Throughout my life, I have resided in Dallas, Austin, New York, London, Philadelphia and then back to Austin, and I am extremely grateful for the quality of culture to which I was exposed. In New York in my 20s, I was a junior member at the Frick, Whitney and Museum of Modern Art. While living in London, I worked steps away from the National Gallery and would go visit this venerable institution in Trafalgar Square (enjoying free admission like all patrons!) during my lunch breaks. I have found that devoting at least an hour a week to whatever form of art you enjoy (performance, visual, graphic, film, etc) can have significant benefits to one’s mental and physical wellness.

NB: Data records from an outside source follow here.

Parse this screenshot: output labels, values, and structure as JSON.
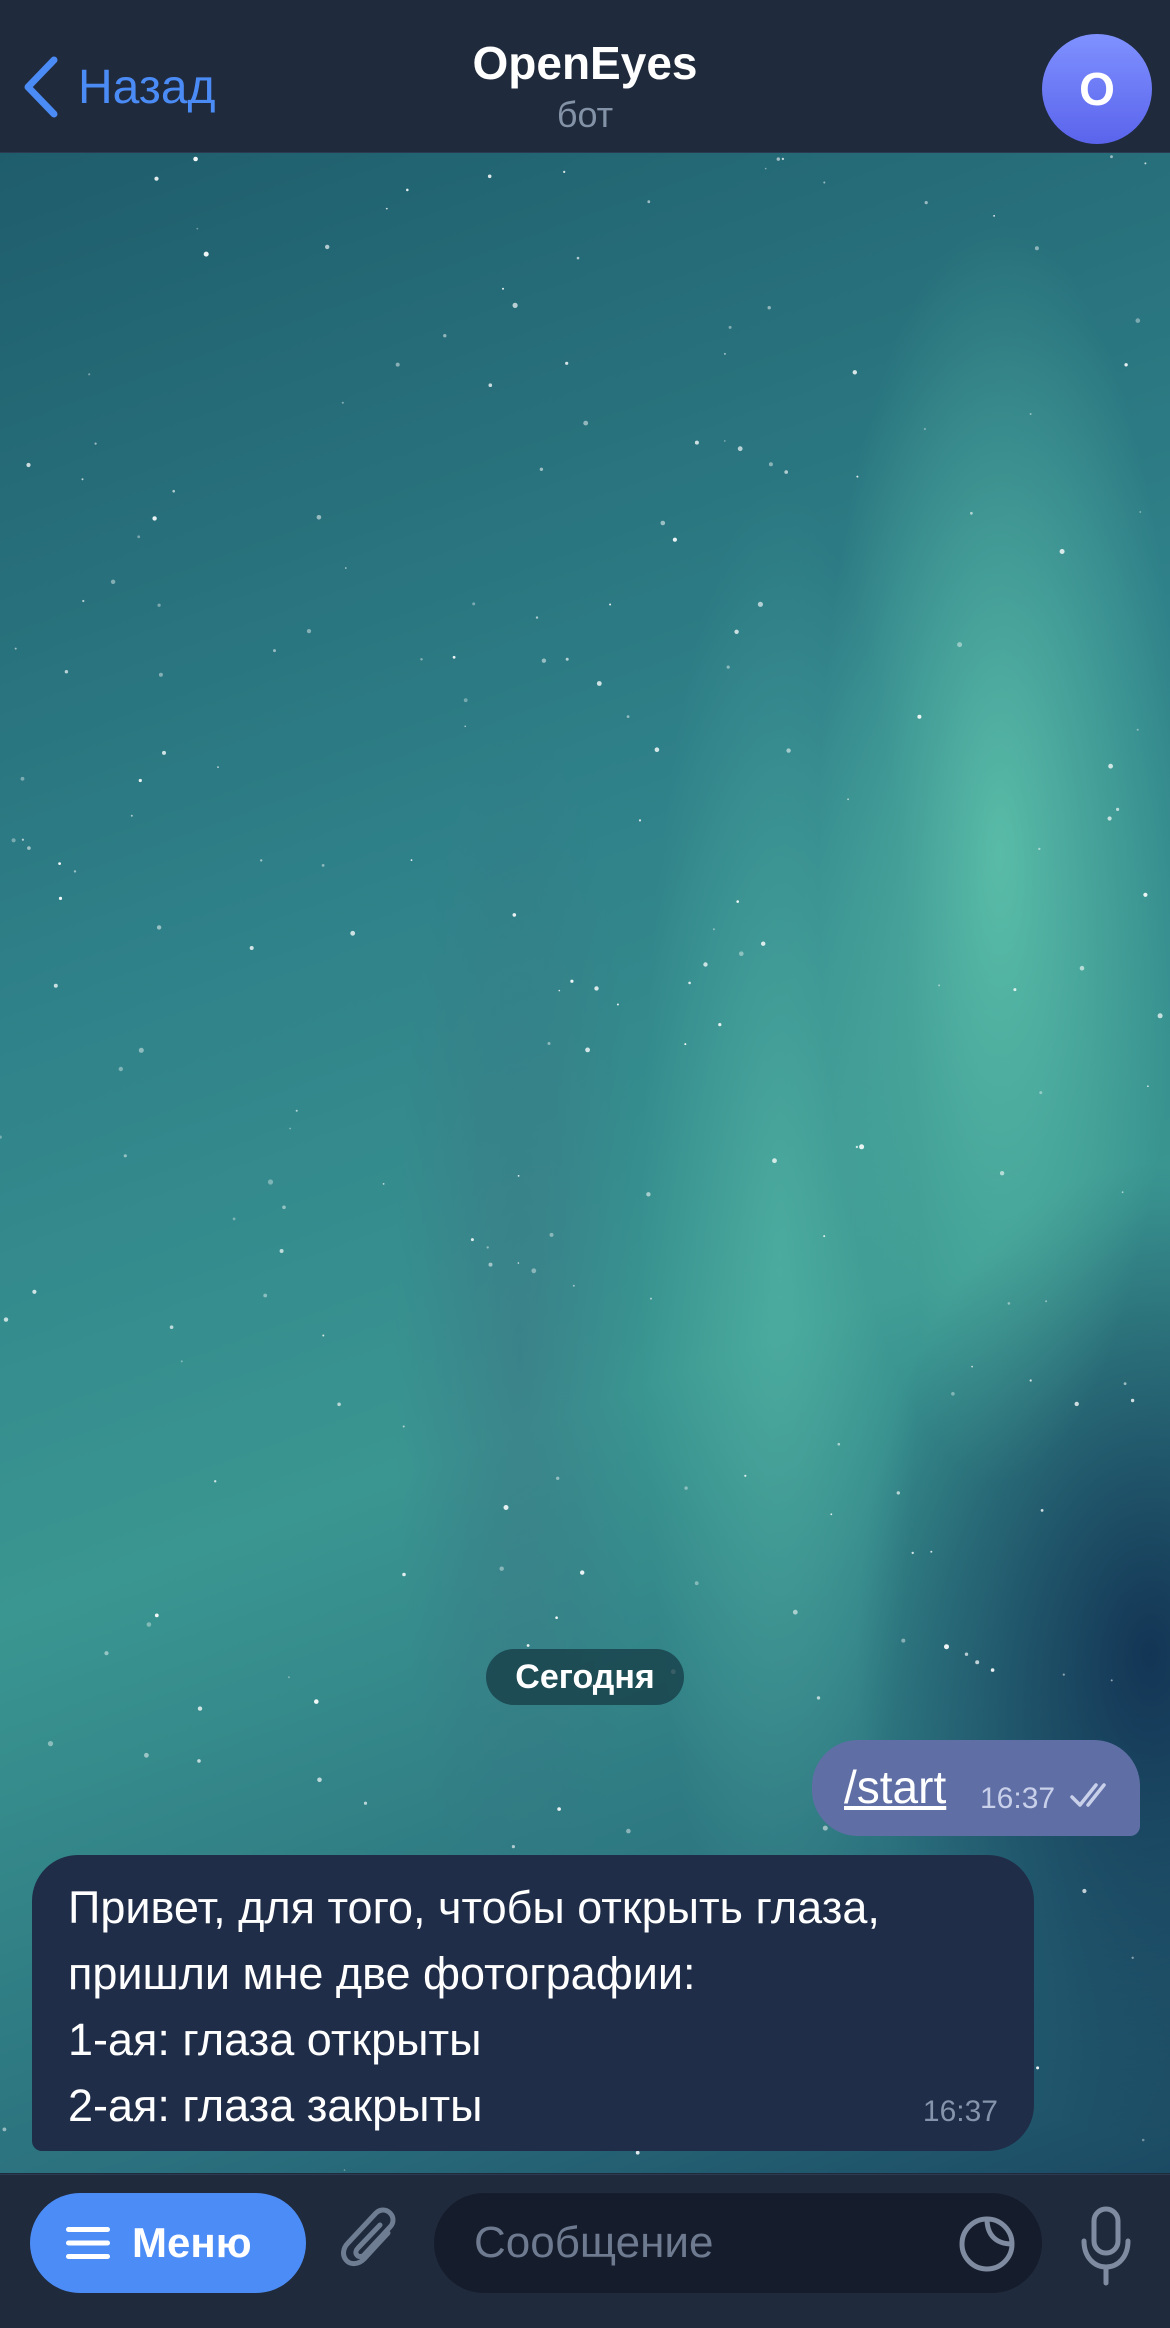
{
  "header": {
    "back_label": "Назад",
    "title": "OpenEyes",
    "subtitle": "бот",
    "avatar_letter": "O",
    "avatar_colors": [
      "#7f91ff",
      "#5a64ec"
    ]
  },
  "chat": {
    "date_label": "Сегодня",
    "messages": [
      {
        "direction": "outgoing",
        "text": "/start",
        "time": "16:37",
        "status": "read"
      },
      {
        "direction": "incoming",
        "text": "Привет, для того, чтобы открыть глаза,\nпришли мне две фотографии:\n1-ая: глаза открыты\n2-ая: глаза закрыты",
        "time": "16:37"
      }
    ]
  },
  "composer": {
    "menu_label": "Меню",
    "placeholder": "Сообщение",
    "icons": [
      "menu-icon",
      "paperclip-icon",
      "sticker-icon",
      "microphone-icon"
    ]
  },
  "colors": {
    "accent": "#4c8cf6",
    "outgoing_bubble": "#5f6fa5",
    "incoming_bubble": "#1f2d48",
    "bar_background": "#1f2a3c"
  }
}
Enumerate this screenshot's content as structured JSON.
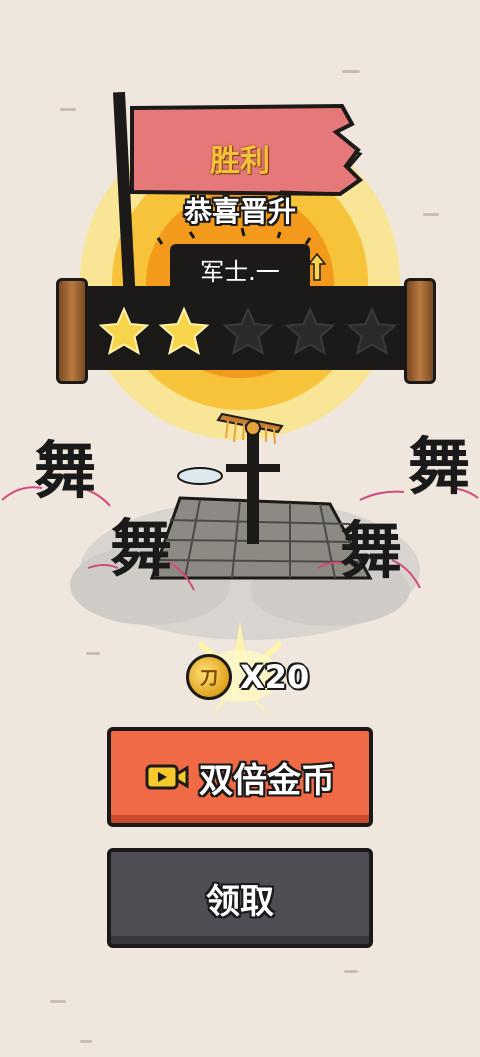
{
  "result": {
    "title": "胜利",
    "subtitle": "恭喜晋升",
    "rank": "军士.一",
    "stars_earned": 2,
    "stars_total": 5
  },
  "scene": {
    "dance_characters": [
      "舞",
      "舞",
      "舞",
      "舞"
    ]
  },
  "reward": {
    "coin_glyph": "刀",
    "amount_label": "X20"
  },
  "buttons": {
    "double": "双倍金币",
    "claim": "领取"
  },
  "colors": {
    "background": "#efe6dd",
    "flag": "#e6787a",
    "sun_outer": "#f9e596",
    "sun_mid": "#f7c33a",
    "sun_inner": "#f39a1c",
    "star_on": "#f6d54a",
    "star_off": "#2b2a29",
    "double_button": "#ef6a45",
    "claim_button": "#4d4f55"
  }
}
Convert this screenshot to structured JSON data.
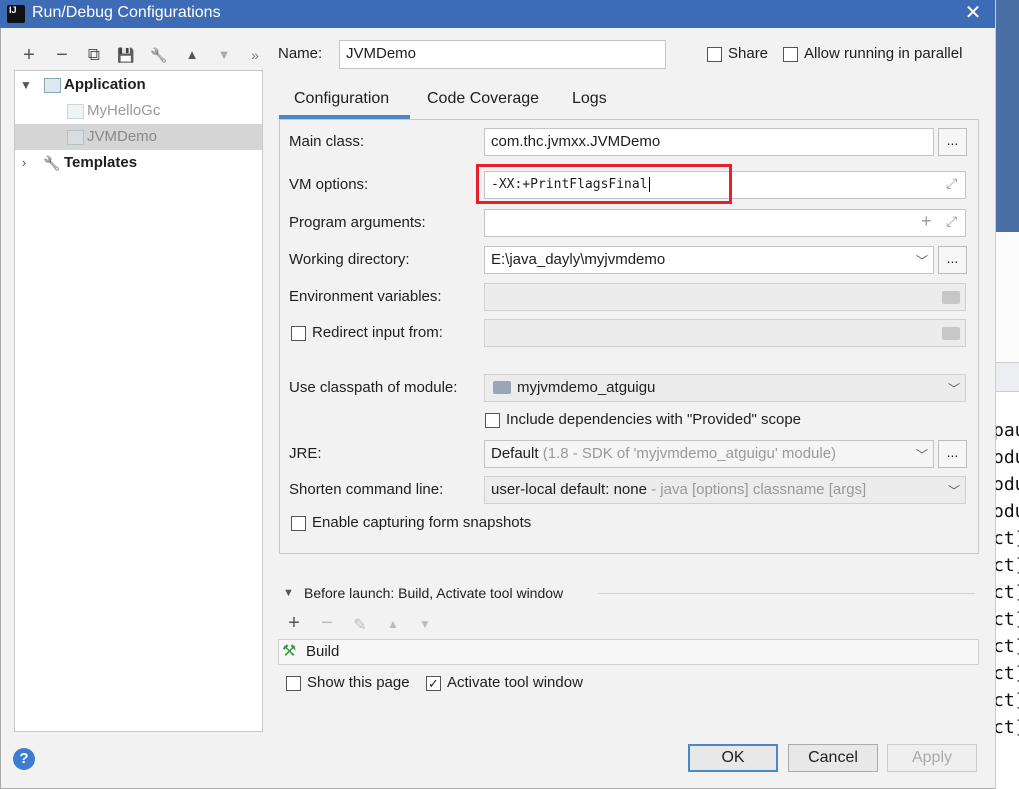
{
  "window": {
    "title": "Run/Debug Configurations",
    "logo_text": "IJ"
  },
  "toolbar": {
    "add": "+",
    "remove": "−",
    "copy": "⧉",
    "save": "💾",
    "edit": "🔧",
    "up": "▲",
    "down": "▼",
    "more": "»"
  },
  "tree": {
    "application": "Application",
    "items": [
      "MyHelloGc",
      "JVMDemo"
    ],
    "templates": "Templates"
  },
  "header": {
    "name_label": "Name:",
    "name_value": "JVMDemo",
    "share_label": "Share",
    "parallel_label": "Allow running in parallel"
  },
  "tabs": [
    "Configuration",
    "Code Coverage",
    "Logs"
  ],
  "form": {
    "main_class_label": "Main class:",
    "main_class_value": "com.thc.jvmxx.JVMDemo",
    "vm_options_label": "VM options:",
    "vm_options_value": "-XX:+PrintFlagsFinal",
    "program_args_label": "Program arguments:",
    "working_dir_label": "Working directory:",
    "working_dir_value": "E:\\java_dayly\\myjvmdemo",
    "env_vars_label": "Environment variables:",
    "redirect_label": "Redirect input from:",
    "classpath_label": "Use classpath of module:",
    "classpath_value": "myjvmdemo_atguigu",
    "include_deps_label": "Include dependencies with \"Provided\" scope",
    "jre_label": "JRE:",
    "jre_value": "Default",
    "jre_hint": "(1.8 - SDK of 'myjvmdemo_atguigu' module)",
    "shorten_label": "Shorten command line:",
    "shorten_value": "user-local default: none",
    "shorten_hint": "- java [options] classname [args]",
    "snapshots_label": "Enable capturing form snapshots",
    "ellipsis": "..."
  },
  "before_launch": {
    "title": "Before launch: Build, Activate tool window",
    "build_item": "Build",
    "show_page_label": "Show this page",
    "activate_label": "Activate tool window"
  },
  "buttons": {
    "ok": "OK",
    "cancel": "Cancel",
    "apply": "Apply",
    "help": "?"
  },
  "background_code": [
    "pau",
    "odu",
    "odu",
    "odu",
    "ct]",
    "ct]",
    "ct]",
    "ct]",
    "ct]",
    "ct]",
    "ct]",
    "ct]"
  ]
}
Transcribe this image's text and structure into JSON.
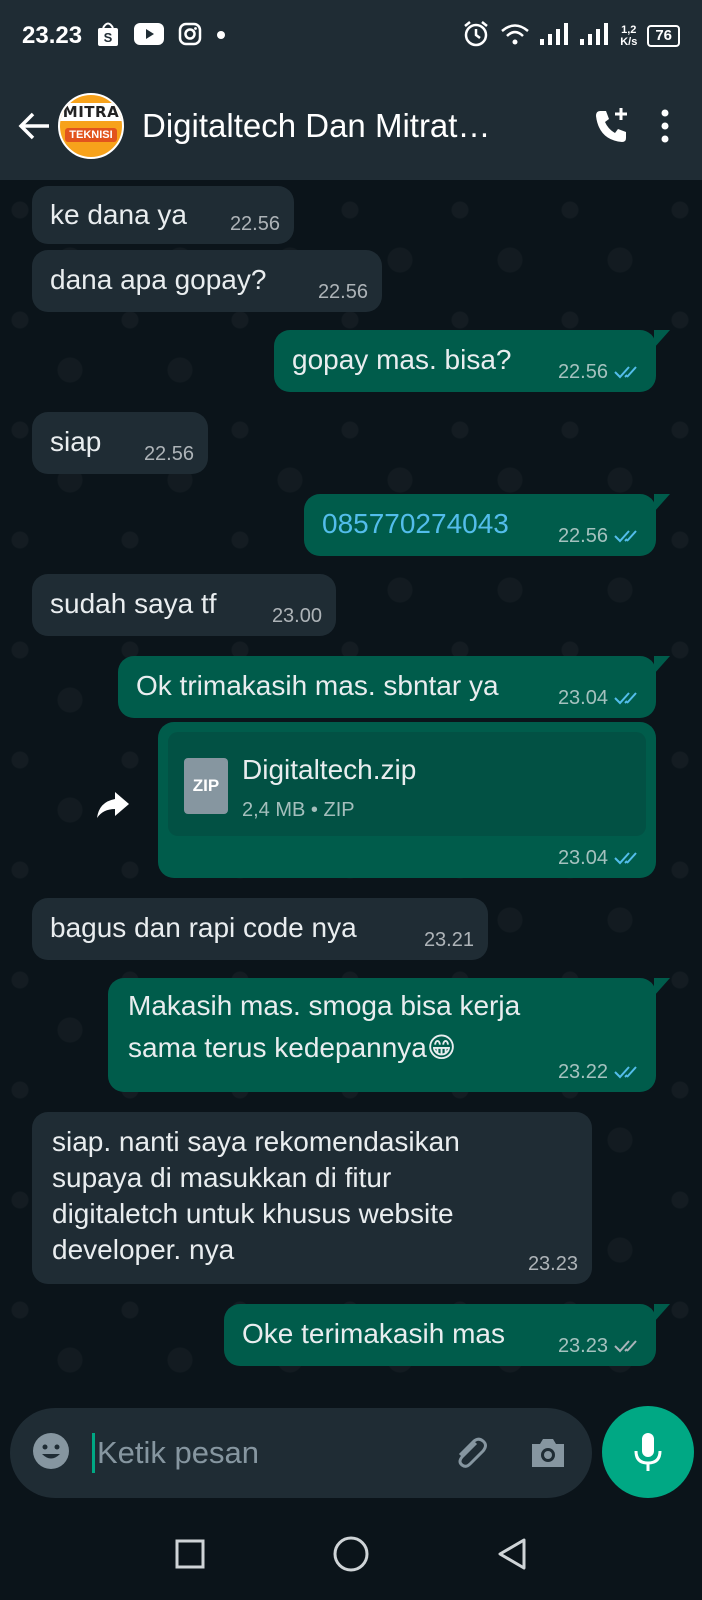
{
  "status_bar": {
    "time": "23.23",
    "net_speed_value": "1,2",
    "net_speed_unit": "K/s",
    "battery": "76",
    "icons": [
      "shopee-icon",
      "youtube-icon",
      "instagram-icon",
      "dot-icon",
      "alarm-icon",
      "wifi-icon",
      "signal-icon",
      "signal-icon",
      "battery-icon"
    ]
  },
  "header": {
    "contact_name": "Digitaltech Dan Mitrat…",
    "avatar_top": "MITRA",
    "avatar_bottom": "TEKNISI"
  },
  "messages": [
    {
      "dir": "in",
      "text": "ke dana ya",
      "time": "22.56"
    },
    {
      "dir": "in",
      "text": "dana apa gopay?",
      "time": "22.56"
    },
    {
      "dir": "out",
      "text": "gopay mas. bisa?",
      "time": "22.56",
      "status": "read"
    },
    {
      "dir": "in",
      "text": "siap",
      "time": "22.56"
    },
    {
      "dir": "out",
      "text": "085770274043",
      "time": "22.56",
      "status": "read"
    },
    {
      "dir": "in",
      "text": "sudah saya tf",
      "time": "23.00"
    },
    {
      "dir": "out",
      "text": "Ok trimakasih mas. sbntar ya",
      "time": "23.04",
      "status": "read"
    },
    {
      "dir": "out",
      "type": "file",
      "file_name": "Digitaltech.zip",
      "file_icon": "ZIP",
      "file_info": "2,4 MB • ZIP",
      "time": "23.04",
      "status": "read"
    },
    {
      "dir": "in",
      "text": "bagus dan rapi code nya",
      "time": "23.21"
    },
    {
      "dir": "out",
      "text_line1": "Makasih mas. smoga bisa kerja",
      "text_line2": "sama terus kedepannya",
      "emoji": "😁",
      "time": "23.22",
      "status": "read"
    },
    {
      "dir": "in",
      "lines": [
        "siap. nanti saya rekomendasikan",
        "supaya di masukkan di fitur",
        "digitaletch untuk khusus website",
        "developer. nya"
      ],
      "time": "23.23"
    },
    {
      "dir": "out",
      "text": "Oke terimakasih mas",
      "time": "23.23",
      "status": "delivered"
    }
  ],
  "composer": {
    "placeholder": "Ketik pesan"
  },
  "colors": {
    "accent": "#00a884",
    "incoming_bubble": "#1f2c34",
    "outgoing_bubble": "#005c4b",
    "read_tick": "#53bdeb",
    "link": "#53bdeb"
  }
}
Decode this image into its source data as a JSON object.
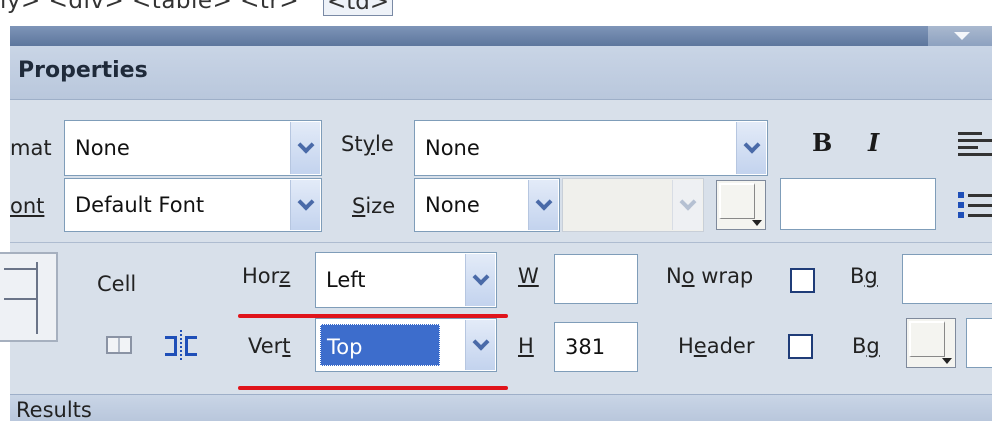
{
  "tag_selector": {
    "path": "ly> <div> <table> <tr> ",
    "current": "<td>"
  },
  "panel": {
    "title": "Properties",
    "format": {
      "label": "mat",
      "value": "None"
    },
    "style": {
      "label_pre": "St",
      "label_u": "y",
      "label_post": "le",
      "value": "None"
    },
    "bold_label": "B",
    "italic_label": "I",
    "font": {
      "label": "ont",
      "value": "Default Font"
    },
    "size": {
      "label_u": "S",
      "label_post": "ize",
      "value": "None"
    },
    "cell_label": "Cell",
    "horz": {
      "label_pre": "Hor",
      "label_u": "z",
      "value": "Left"
    },
    "vert": {
      "label_pre": "Ver",
      "label_u": "t",
      "value": "Top"
    },
    "width": {
      "label_u": "W",
      "value": ""
    },
    "height": {
      "label_u": "H",
      "value": "381"
    },
    "nowrap": {
      "label_pre": "N",
      "label_u": "o",
      "label_post": " wrap",
      "checked": false
    },
    "header": {
      "label_pre": "H",
      "label_u": "e",
      "label_post": "ader",
      "checked": false
    },
    "bg1": {
      "label_pre": "B",
      "label_u": "g"
    },
    "bg2": {
      "label_pre": "B",
      "label_u": "g"
    }
  },
  "results_label": "Results",
  "colors": {
    "selection": "#3d6dcc",
    "highlight_lines": "#e0141b",
    "panel_bg": "#d8e0ea",
    "field_border": "#7f9db9"
  }
}
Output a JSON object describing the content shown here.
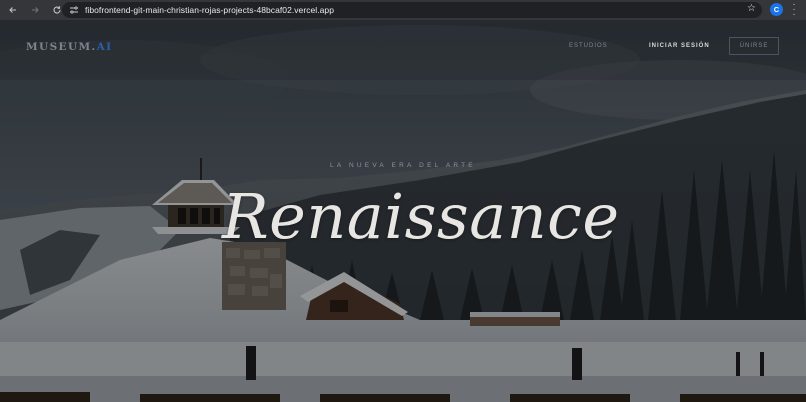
{
  "browser": {
    "url": "fibofrontend-git-main-christian-rojas-projects-48bcaf02.vercel.app",
    "profile_initial": "C",
    "icons": [
      "back-icon",
      "forward-icon",
      "reload-icon",
      "site-settings-icon",
      "bookmark-star-icon",
      "menu-icon"
    ]
  },
  "site": {
    "logo_main": "MUSEUM.",
    "logo_accent": "AI",
    "nav": {
      "link_hidden": "",
      "estudios": "ESTUDIOS",
      "login": "INICIAR SESIÓN",
      "join": "ÚNIRSE"
    },
    "hero": {
      "eyebrow": "LA NUEVA ERA DEL ARTE",
      "title": "Renaissance"
    }
  },
  "colors": {
    "chrome_bg": "#35363a",
    "omnibox_bg": "#202124",
    "logo_accent": "#2f5ea8",
    "profile": "#1a73e8"
  }
}
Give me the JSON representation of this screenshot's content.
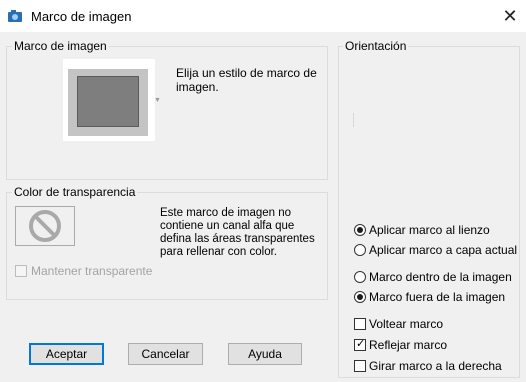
{
  "window": {
    "title": "Marco de imagen"
  },
  "frame_group": {
    "label": "Marco de imagen",
    "description": "Elija un estilo de marco de imagen."
  },
  "transparency_group": {
    "label": "Color de transparencia",
    "description": "Este marco de imagen no contiene un canal alfa que defina las áreas transparentes para rellenar con color.",
    "keep_transparent": {
      "label": "Mantener transparente",
      "checked": false,
      "enabled": false
    }
  },
  "orientation_group": {
    "label": "Orientación",
    "apply_radios": [
      {
        "label": "Aplicar marco al lienzo",
        "selected": true
      },
      {
        "label": "Aplicar marco a capa actual",
        "selected": false
      }
    ],
    "position_radios": [
      {
        "label": "Marco dentro de la imagen",
        "selected": false
      },
      {
        "label": "Marco fuera de la imagen",
        "selected": true
      }
    ],
    "checkboxes": [
      {
        "label": "Voltear marco",
        "checked": false
      },
      {
        "label": "Reflejar marco",
        "checked": true
      },
      {
        "label": "Girar marco a la derecha",
        "checked": false
      }
    ]
  },
  "buttons": {
    "ok": "Aceptar",
    "cancel": "Cancelar",
    "help": "Ayuda"
  },
  "colors": {
    "default_button_border": "#0078d7",
    "preview_frame": "#c4c4c4",
    "preview_picture": "#7e7e7e"
  },
  "icons": {
    "app": "frame-app-icon",
    "close": "close-icon",
    "no_transparency": "no-symbol-icon"
  }
}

To fill the COVID void, I am heartened that many organizations are hosting regular, curated Zoom sessions highlighting pieces from their permanent collections. Yale University Art Gallery has just launched a weekly month-long webinar series in March on Pablo Picasso that will certainly be a must see. You can check it out here: https://artgallery.yale.edu/education/programs/john-walsh-lecture-series
The need for cultural institutions to keep with the current times is not only an American issue. The Netherlands, which has been in a strict lockdown including a nightly curfew, is dealing with similar trends. The Dutch have always been leaders in innovation throughout their proud history, which PBS recently highlighted (link below). At the Van Abbemuseum in Eindhoven, The Netherlands, a farming city in southern Holland, you can schedule a private robot-enhanced visit where you and the curator are touring the collection, and you drive the robot from home!
The museum website is here: https://vanabbemuseum.nl/en/visit/from-home/
If we lose access to culture and the performing arts, we are at risk of losing a part of our cultural history and having our agenda potentially set for us by modern society instead of by our own volition. Only through experiencing our cultural past can we expect not only to fully appreciate the current moment, but also to create a better future for us all.
“Hold on to the now, the here, through which all future plunges to the past.”